I'm considering using this zero-cross detector circuit in a design but I'm struggling to understand exactly how Q1 is activated. The description says "Q1 turns on and feeds current from C1 to the opto via R4, whenever the mains voltage (divided by (R1+R2)/R3) is lower than the voltage across C1." I understand this, but it doesn't explain how the gate of Q1 is activated. In order for the optocoupler to indicate a zero crossing, the gate must be activated only when a zero-crossing occurs, so its reasonable to assume that it has something to do with the capacitor discharging, but how it actually happens is still eluding me. Can anyone venture an answer?
Best Answer
D1-D4 form a bridge rectifier that will charge C1 up to about 1/20th of the peak voltage of the incoming AC power. (R1 + R2 are 440K, R3 is 22k 440/22 = 1/20).
During this time that C1 is charging the current will flow through C1 and through D5. This will reverse bias the base emitter junction of Q1 so it will not pass any current.
For a short period at the the end of each 1/2 cycle of the incoming AC the voltage will will drop to a low value and C1 will start discharging into R3 via the base emitter junction of Q1. (The emitter will be negative with respect to the base).
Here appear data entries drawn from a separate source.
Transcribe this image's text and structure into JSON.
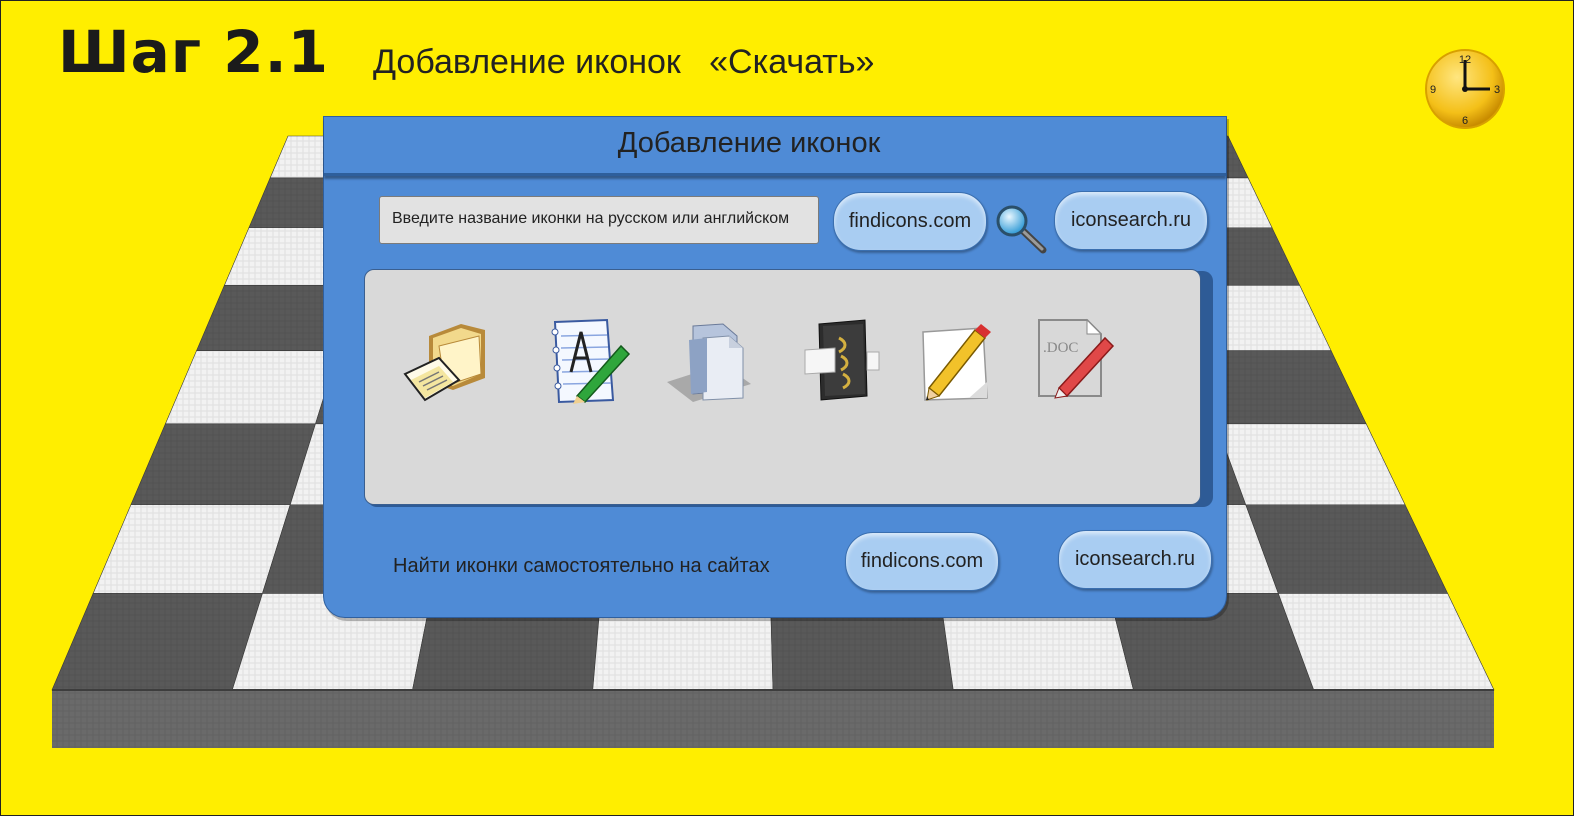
{
  "header": {
    "step_title": "Шаг 2.1",
    "subtitle": "Добавление иконок   «Скачать»"
  },
  "clock": {
    "icon": "clock-icon",
    "numbers": [
      "12",
      "3",
      "6",
      "9"
    ],
    "face_color": "#f5c21a"
  },
  "dialog": {
    "title": "Добавление иконок",
    "search_placeholder": "Введите название иконки на русском или английском",
    "search_icon": "magnifier-icon",
    "top_links": [
      "findicons.com",
      "iconsearch.ru"
    ],
    "gallery_icons": [
      "folder-documents-icon",
      "text-editor-icon",
      "documents-icon",
      "binder-icon",
      "pencil-note-icon",
      "doc-file-icon"
    ],
    "doc_label": ".DOC",
    "footer_label": "Найти иконки самостоятельно на сайтах",
    "bottom_links": [
      "findicons.com",
      "iconsearch.ru"
    ]
  },
  "colors": {
    "background": "#ffee00",
    "dialog": "#4f8bd6",
    "pill": "#a9cdf2",
    "gallery": "#d9d9d9"
  }
}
This in turn will cause a pulse of current to flow in the collector of Q1 through the optocoupler LED from C1 (which is still charged at this time).
The pulse of current will cause the output transistor of the opto-coupler to draw current and cause the output voltage to pulse to ground for a short time (500us-1ms).
These pulses will be centred on the zero-crossings of the input signal.